’70s live again in Dunedin Study exhibition
Posted: Tuesday Jun 01, 2021
If your foot starts tapping when you hear the soundtrack of Saturday Night Fever, there is a good chance you were alive in the 1970s and survived the experience.
That decade is lovingly re-created in a "Slice of Life" exhibition, devoted to the Dunedin Study, which opens to the Dunedin public today in the former Smiths City complex, sited between McBride St and Macandrew Rd, South Dunedin.
The 1970s exhibit, part of a wide-ranging exhibition, features not only Bee Gees music, but also black and white reruns of a Selwyn Toogood It’s In the Bag quiz show, filmed in Dunedin.
An earlier form of the exhibition had, since 2019, toured the Canterbury Museum, Auckland’s Museum of Transport and Technology and Nelson Provincial Museum, attracting about 320,000 visits.
The Dunedin Study began in 1972 and follows more than 1000 participants throughout their lives.

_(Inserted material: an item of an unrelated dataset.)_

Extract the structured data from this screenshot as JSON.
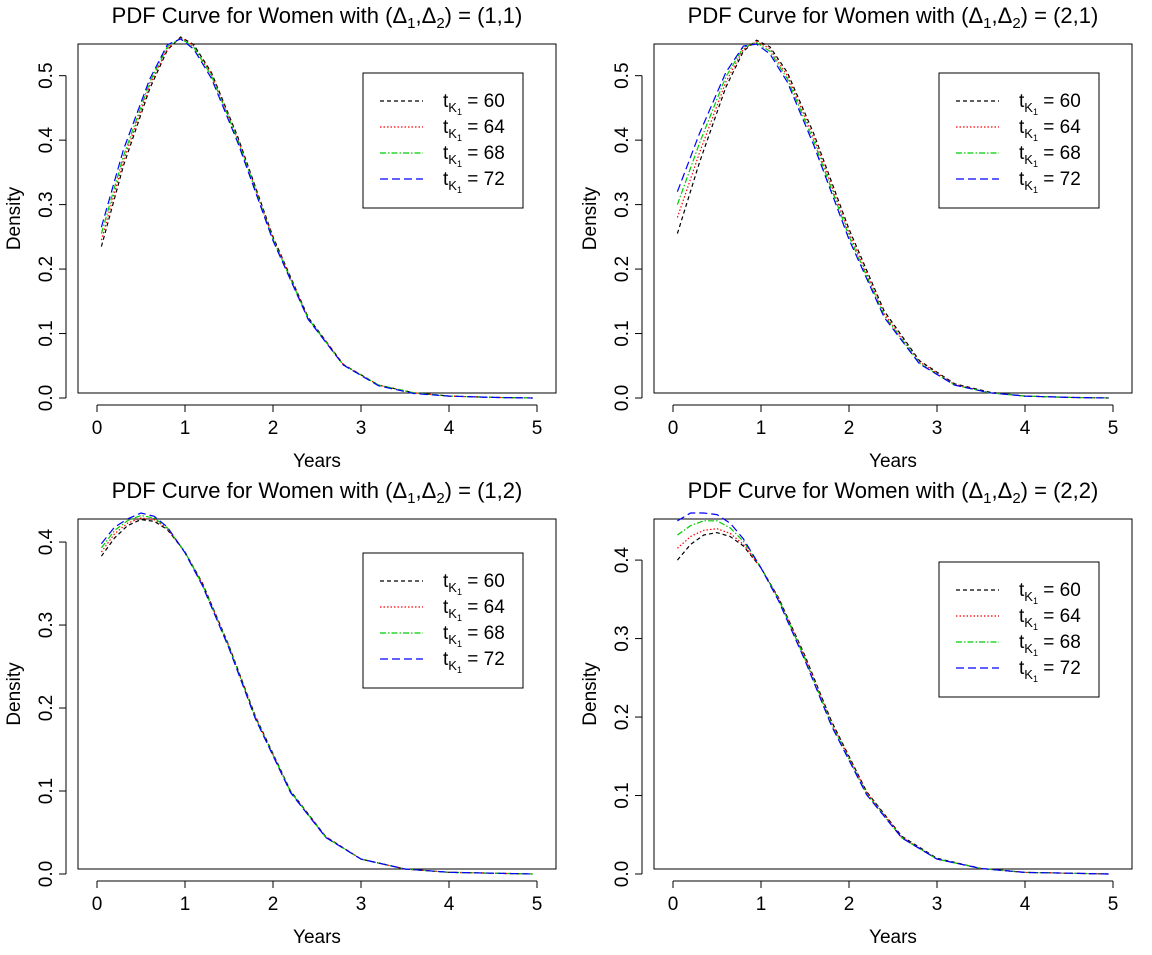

Exhibition curator Sean Hogan said that after a "frantic couple of weeks" the big show was ready to open again, with "new science stories and interactives just for Dunedin and 50-year-old wallpaper".
Show organisers spared no effort to get the 1970s details right, not only the wallpaper, and fondue set, but also with a "packet of cigarettes" re-created specially, because more modern cigarette packets are covered with graphic warnings.
Some of the room sets, including from the 1970s, were so evocative that some visitors were drawn back to their childhood and moved to tears "but I think they were happy tears".
The show is supported by many groups, including the University of Otago and the New Zealand International Science Festival, a Lottery Environment and Heritage grant, and by businessman Martin Dippie.
Also opening today as part of the exhibition is a new pop-up reading zone, which will operate until July 18.
This initiative is part of the Read Share Grow project, which encourages reading for pleasure among children aged 3-7 in South Dunedin.
Dunedin City Council creative partnerships manager Kirsty Glengarry said the zone was "a great opportunity" to promote the reading project.
Evidence from the Dunedin Study shows that by age 65, the lowest 25% of readers in childhood were earning $35,000 less than the most proficient childhood readers.
Read Share Grow has distributed 10,000 books through schools, early childhood centres, businesses, community groups and events in the South Dunedin area.